Current assessments of adolescent emotional and behavioral problems rely heavily on subjective reports, which are prone to biases. This study is the first to explore the potential of speech signals as objective markers for predicting emotional and behavioral problems (hyperactivity, emotional symptoms, conduct problems, and peer problems) in adolescents using machine learning techniques.

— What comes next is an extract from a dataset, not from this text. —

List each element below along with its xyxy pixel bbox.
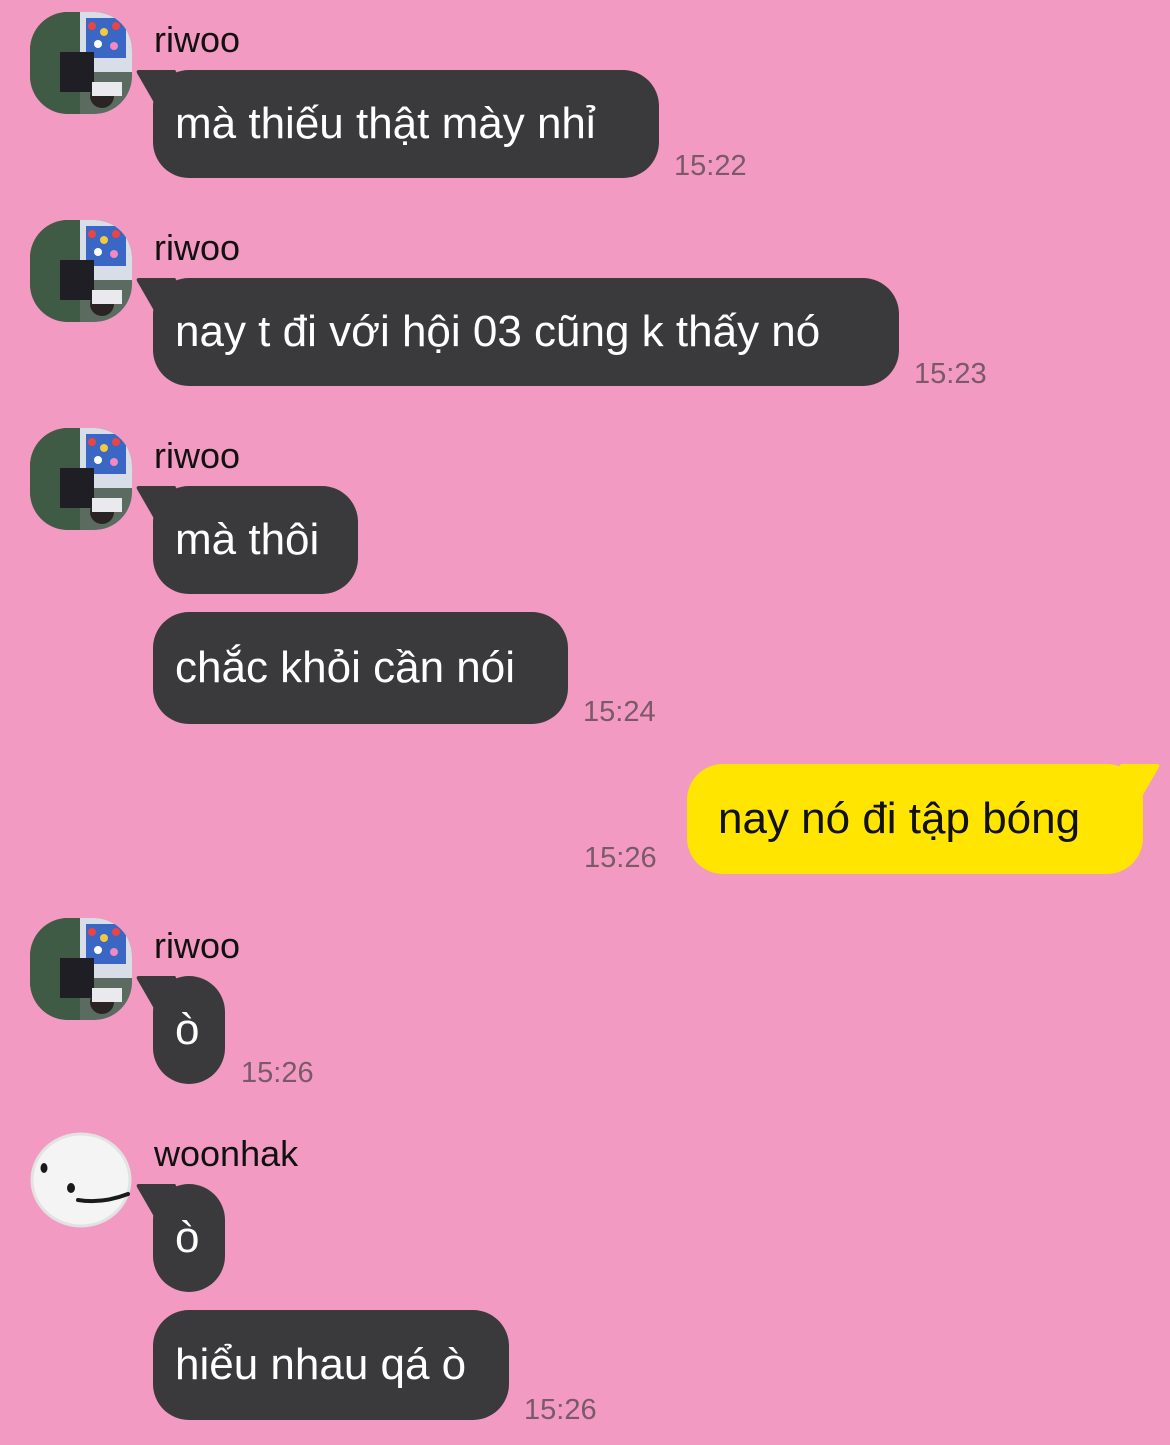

We analyzed speech data from 8215 adolescents aged 12-18 years, extracting four categories of speech features: mel-frequency cepstral coefficients (MFCC), mel energy spectrum (MELS), prosodic features (PROS), and formant features (FORM). Machine learning models-logistic regression (LR), support vector machine (SVM), and gradient boosting decision trees (GBDT)-were employed to classify hyperactivity, emotional symptoms, conduct problems, and peer problems as defined by the Strengths and Difficulties Questionnaire (SDQ). Model performance was assessed using area under the curve (AUC), F1-score, and Shapley additive explanations (SHAP) values. The GBDT model achieved the highest accuracy for predicting hyperactivity (AUC = 0.78) and emotional symptoms (AUC = 0.74 for males and 0.66 for females), while performance was weaker for conduct and peer problems. SHAP analysis revealed gender-specific feature importance patterns, with certain speech features being more critical for males than females. These findings demonstrate the feasibility of using speech features to objectively predict emotional and behavioral problems in adolescents and identify gender-specific markers. This study lays the foundation for developing speech-based assessment tools for early identification and intervention, offering an objective alternative to traditional subjective evaluation methods.
目前对青少年情绪和行为问题的评估严重依赖主观报告,而主观报告容易产生偏差。本研究首次探索了语音信号作为客观指标的潜力,通过机器学习技术预测青少年的情绪和行为问题(多动、情绪症状、品行问题和同伴问题)。我们分析了8215名12至18岁青少年的语音数据,提取了四类语音特征:梅尔频率倒谱系数(MFCC)、梅尔能量谱(MELS)、韵律特征(PROS)和共振峰特征(FORM)。使用机器学习模型——逻辑回归(LR)、支持向量机(SVM)和梯度提升决策树(GBDT)——对《优势与困难问卷》(SDQ)定义的多动、情绪症状、品行问题和同伴问题进行分类。使用曲线下面积(AUC)、F1分数和夏普利附加解释(SHAP)值评估模型性能。GBDT模型在预测多动(AUC = 0.78)和情绪症状(男性AUC = 0.74,女性AUC = 0.66)方面达到了最高准确率,而在品行和同伴问题方面表现较弱。SHAP分析揭示了性别特异性的特征重要性模式,某些语音特征对男性比女性更关键。这些发现证明了使用语音特征客观预测青少年情绪和行为问题并识别性别特异性指标的可行性。本研究为开发基于语音的评估工具以进行早期识别和干预奠定了基础,为传统主观评估方法提供了一种客观替代方案。